5 augustus.
Zij:
Ik wil niet dat je weggaat, ik wil dat je blijft, hier, bij mij, ik wil niet alleen zijn, ik hou van jou, blijf, ga niet weg, nééééé.
13 augustus.
Hij:
Het spijt me, ik ben zo blij dat ik terug ben, jij bent het licht van mijn leven, jij bent de reden waarom ik geboren ben, wij zijn voor elkaar gemaakt, dat kan niet anders.
18 augustus.
Zij:
Maar nee we doen dat samen, ik blijf écht niet alleen thuis, ik ga lekker mee, het zal fijn zijn, wij twee tussen al de anderen, ik kan dicht bij jou blijven.
26 augustus.
Hij:
Oei, ik ben jouw verjaardag vergeten, sorry liefje, ik koop nog snel een cadeautje voor je, wacht.

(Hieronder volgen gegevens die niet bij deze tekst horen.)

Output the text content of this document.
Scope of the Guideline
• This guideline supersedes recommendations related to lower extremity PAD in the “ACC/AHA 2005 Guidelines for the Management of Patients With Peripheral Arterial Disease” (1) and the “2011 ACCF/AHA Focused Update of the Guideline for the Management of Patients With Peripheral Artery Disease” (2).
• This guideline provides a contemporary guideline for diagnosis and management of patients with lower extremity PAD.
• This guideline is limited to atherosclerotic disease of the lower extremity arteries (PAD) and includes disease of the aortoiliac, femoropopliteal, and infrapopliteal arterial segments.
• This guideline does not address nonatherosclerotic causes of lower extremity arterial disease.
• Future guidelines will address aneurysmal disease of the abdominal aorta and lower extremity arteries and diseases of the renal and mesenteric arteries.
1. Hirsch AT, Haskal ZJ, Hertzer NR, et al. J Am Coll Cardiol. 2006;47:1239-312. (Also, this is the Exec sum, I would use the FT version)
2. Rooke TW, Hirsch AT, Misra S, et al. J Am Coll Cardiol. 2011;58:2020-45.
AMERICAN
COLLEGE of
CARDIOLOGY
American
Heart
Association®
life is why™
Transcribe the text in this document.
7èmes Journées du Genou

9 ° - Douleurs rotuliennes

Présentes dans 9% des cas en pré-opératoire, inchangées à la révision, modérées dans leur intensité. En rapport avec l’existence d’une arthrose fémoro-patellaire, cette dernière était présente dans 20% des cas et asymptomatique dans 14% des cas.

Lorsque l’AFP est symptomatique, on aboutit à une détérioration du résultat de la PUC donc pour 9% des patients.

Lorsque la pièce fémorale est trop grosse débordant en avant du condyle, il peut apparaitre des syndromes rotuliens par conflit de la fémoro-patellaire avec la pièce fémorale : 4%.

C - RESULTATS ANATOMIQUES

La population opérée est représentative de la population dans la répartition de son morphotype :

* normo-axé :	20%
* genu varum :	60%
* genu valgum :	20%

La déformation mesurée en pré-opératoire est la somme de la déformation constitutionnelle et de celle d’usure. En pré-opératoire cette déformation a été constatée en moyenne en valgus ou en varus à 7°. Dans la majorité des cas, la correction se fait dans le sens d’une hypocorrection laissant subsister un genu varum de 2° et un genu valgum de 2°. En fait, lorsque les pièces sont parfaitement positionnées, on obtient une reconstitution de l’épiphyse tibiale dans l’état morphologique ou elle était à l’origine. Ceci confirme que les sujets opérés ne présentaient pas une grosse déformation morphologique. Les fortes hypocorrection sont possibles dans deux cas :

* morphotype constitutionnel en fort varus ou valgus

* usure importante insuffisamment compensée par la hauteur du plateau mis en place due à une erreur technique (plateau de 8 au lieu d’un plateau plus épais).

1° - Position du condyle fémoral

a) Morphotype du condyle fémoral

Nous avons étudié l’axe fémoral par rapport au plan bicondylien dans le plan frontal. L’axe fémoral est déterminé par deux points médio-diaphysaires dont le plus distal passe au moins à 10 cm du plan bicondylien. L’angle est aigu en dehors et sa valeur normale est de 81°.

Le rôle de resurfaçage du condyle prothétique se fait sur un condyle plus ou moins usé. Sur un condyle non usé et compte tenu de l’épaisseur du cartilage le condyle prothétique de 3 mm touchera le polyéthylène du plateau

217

Kom, we gaan samen uit eten, hier, alvast een bos bloemen, ze zijn mooi hé, de bloemen, ik weet dat je er van houdt, kom hier dat ik je een zoen geef, ik zal het nooit meer vergeten.
3 september.
Zij:
Doe niet zo stom, ik heb het wel gezien, dacht je dat ik blind was?
12 september.
Hij:
Trut. Ik had nooit moeten terugkomen. Er is niks veranderd.
Zij:
Eikel.
Hij:
Het is genoeg. Het is gedaan, basta, finito.